USA Today surveyed the automotive landscape and took note of how many biggie-sized SUVs and pickups don't fit our medium-sized world. Buyers are having more trouble fitting their body-on-frame purchases into their standard home garages and municipal parking spaces, and the issue is likely to get worse. Danley's, which builds garages, told the paper that the four typical home garage dimensions are 18 feet wide by 20 feet deep, a square 20 feet by 20 feet, 20 feet by 22 feet, or an even larger square 22 feet by 22 feet. If an F-150 shopper has a house with the second-largest size garage, they'll want to take the truck on a test drive home — the F-150 Lariat with a 6.5-foot bed is 209.3 inches long, leaving just under 15.5 inches of clearance at both ends, the eight-foot bed cuts that to six inches of clearance at each end, and an F-250 Super Cab or larger is a no-go. Twitter user Owen described the situation with, "Full size? The prices are insane and most wont even fit it standard sized garages."
There are similar issues with SUVs, a dealer president telling USA Today, "The Tahoe is the new Suburban, and the new Suburban is a school bus." The 2021 Suburban would leave about 7.2 inches of clearance at both ends in a 20-foot-deep garage. These pickup and SUV examples assume that homeowners don't try to store anything along the garage's back wall, and that the pickups aren't lifted; even if the length is ok, one truck owner said his 88-inch tall Ford couldn't get under the door opening. The problem isn't just with what we consider large vehicles, especially when so many homes have garages made for when cars were a lot smaller. Nor is the problem new, the San Diego Union-Tribune publishing a story in 2007 about a guy having trouble with his Ford Explorer and Acura MDX. In that case, part of the issue being that the city council recommended builders put two doors on two-car garages because council members found that more aesthetically pleasing than one large door.
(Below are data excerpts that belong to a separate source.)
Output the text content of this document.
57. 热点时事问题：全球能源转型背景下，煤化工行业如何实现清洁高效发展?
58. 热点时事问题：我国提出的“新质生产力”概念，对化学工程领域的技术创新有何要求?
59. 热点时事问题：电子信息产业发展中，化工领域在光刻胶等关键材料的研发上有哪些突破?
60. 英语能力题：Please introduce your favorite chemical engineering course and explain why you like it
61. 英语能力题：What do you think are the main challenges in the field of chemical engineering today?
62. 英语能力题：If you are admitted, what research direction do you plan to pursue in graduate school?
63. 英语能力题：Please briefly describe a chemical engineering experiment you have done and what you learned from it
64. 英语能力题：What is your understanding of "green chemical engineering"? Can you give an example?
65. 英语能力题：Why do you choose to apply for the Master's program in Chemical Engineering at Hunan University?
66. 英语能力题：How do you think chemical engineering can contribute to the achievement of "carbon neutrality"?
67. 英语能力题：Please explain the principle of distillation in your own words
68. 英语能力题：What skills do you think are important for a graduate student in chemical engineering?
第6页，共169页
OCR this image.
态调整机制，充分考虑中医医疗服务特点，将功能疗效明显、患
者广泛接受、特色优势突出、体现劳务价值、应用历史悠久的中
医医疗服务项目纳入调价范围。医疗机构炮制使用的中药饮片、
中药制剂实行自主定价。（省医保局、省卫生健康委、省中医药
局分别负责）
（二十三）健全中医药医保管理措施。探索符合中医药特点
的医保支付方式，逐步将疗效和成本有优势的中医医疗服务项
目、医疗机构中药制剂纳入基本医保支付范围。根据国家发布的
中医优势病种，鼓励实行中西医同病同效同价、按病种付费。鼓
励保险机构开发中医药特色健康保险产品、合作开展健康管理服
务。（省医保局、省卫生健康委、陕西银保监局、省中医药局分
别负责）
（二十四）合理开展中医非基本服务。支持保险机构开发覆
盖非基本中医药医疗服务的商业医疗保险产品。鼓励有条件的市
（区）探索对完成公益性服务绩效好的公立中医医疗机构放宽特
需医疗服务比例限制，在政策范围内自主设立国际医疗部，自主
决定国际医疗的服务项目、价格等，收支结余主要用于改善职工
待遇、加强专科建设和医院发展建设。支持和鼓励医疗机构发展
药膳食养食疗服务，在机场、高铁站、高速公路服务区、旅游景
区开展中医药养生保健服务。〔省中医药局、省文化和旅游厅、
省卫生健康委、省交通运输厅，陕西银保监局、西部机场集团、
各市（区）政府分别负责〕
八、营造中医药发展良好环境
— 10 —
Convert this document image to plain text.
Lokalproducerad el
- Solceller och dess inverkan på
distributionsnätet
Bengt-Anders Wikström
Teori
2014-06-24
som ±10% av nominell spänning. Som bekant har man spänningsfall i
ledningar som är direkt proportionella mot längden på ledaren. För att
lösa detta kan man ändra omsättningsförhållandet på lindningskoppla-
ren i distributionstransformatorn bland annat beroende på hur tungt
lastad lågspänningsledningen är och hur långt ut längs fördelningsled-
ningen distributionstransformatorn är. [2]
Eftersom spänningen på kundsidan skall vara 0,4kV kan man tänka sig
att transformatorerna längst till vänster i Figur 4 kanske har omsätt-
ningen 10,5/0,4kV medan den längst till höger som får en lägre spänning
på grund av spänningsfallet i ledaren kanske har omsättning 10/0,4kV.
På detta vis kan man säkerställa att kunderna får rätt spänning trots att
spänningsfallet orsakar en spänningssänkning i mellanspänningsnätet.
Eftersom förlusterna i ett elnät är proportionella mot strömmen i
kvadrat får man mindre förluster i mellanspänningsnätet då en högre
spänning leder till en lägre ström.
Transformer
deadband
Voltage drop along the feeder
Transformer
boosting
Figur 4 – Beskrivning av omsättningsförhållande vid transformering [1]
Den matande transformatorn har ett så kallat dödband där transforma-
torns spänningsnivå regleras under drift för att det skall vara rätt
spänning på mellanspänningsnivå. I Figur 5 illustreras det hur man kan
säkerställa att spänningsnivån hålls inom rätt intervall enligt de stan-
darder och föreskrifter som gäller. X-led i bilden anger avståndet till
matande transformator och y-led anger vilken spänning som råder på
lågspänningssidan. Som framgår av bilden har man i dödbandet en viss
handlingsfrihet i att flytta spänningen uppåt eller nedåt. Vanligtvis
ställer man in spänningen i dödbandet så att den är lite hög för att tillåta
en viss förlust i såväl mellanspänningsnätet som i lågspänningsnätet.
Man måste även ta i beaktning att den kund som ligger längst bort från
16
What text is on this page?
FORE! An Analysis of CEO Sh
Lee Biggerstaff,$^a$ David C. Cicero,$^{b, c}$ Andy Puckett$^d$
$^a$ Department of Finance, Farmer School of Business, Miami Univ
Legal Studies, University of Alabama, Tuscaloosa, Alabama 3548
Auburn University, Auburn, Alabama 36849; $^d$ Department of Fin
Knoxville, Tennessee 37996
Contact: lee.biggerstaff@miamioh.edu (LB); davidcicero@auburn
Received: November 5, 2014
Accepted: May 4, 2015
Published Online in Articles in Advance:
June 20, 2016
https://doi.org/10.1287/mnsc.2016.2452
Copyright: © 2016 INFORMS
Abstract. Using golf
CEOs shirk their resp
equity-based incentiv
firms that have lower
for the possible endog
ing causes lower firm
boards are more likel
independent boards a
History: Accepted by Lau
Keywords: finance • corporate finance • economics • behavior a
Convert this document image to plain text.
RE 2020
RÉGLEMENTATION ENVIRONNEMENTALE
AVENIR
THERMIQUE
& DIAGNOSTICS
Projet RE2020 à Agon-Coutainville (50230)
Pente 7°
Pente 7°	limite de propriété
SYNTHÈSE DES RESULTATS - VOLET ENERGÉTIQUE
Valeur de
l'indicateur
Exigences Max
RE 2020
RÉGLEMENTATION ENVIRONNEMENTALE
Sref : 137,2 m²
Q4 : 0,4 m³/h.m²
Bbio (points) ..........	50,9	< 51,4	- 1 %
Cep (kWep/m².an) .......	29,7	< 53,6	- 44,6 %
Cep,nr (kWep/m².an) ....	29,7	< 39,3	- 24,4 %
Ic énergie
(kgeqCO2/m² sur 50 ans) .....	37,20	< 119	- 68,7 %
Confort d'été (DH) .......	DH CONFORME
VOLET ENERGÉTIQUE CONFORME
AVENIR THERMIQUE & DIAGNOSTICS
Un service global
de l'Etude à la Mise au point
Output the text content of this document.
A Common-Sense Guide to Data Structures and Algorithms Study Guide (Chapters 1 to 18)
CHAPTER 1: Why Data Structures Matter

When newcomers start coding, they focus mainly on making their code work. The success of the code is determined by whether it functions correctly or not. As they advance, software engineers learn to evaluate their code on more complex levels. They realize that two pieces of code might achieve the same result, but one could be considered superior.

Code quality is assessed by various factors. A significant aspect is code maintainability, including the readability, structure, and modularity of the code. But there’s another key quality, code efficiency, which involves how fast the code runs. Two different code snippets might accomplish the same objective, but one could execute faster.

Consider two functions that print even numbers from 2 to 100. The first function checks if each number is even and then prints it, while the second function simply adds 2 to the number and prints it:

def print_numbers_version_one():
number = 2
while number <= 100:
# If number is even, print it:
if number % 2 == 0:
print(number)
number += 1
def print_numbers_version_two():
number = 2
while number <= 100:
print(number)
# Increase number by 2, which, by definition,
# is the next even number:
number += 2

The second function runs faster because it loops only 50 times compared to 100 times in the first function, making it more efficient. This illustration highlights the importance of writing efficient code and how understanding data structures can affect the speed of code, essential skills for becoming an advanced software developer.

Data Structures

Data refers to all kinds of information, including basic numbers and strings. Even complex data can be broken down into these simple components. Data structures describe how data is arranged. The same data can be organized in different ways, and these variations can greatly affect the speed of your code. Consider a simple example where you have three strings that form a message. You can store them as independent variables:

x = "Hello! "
Some owners today don't care about the discrepancy, content to park their trucks in the driveway or on the street. Others, especially shoppers looking at the coming electric trucks, don't like the compromises. Two reservation holders for the 231.7-inch-long Tesla Cybertruck said they'd be thinking hard about closing the deals if the truck doesn't fit in their garages. Said one, "I’m not gonna spend $50,000, $60,000, $70,000, $80,000 on a vehicle and then have to run an extension cord outside the garage or an outside outlet." Tesla CEO Elon Musk tweeted that engineers are looking at reducing some of the truck's dimensions, and adding an air suspension to enable lowering the height.
Parking garage operators are beginning to take notice and take action. In New York City, some garages charge oversize fees for big vehicles, and "super oversize" fees for body-on-frame pickups and SUVs.
But with gas being cheap, loan terms getting longer, and buyers always clamoring for more room or amenities, vehicles are likely to continue growing, leaving more garages to be used as storage units and man caves.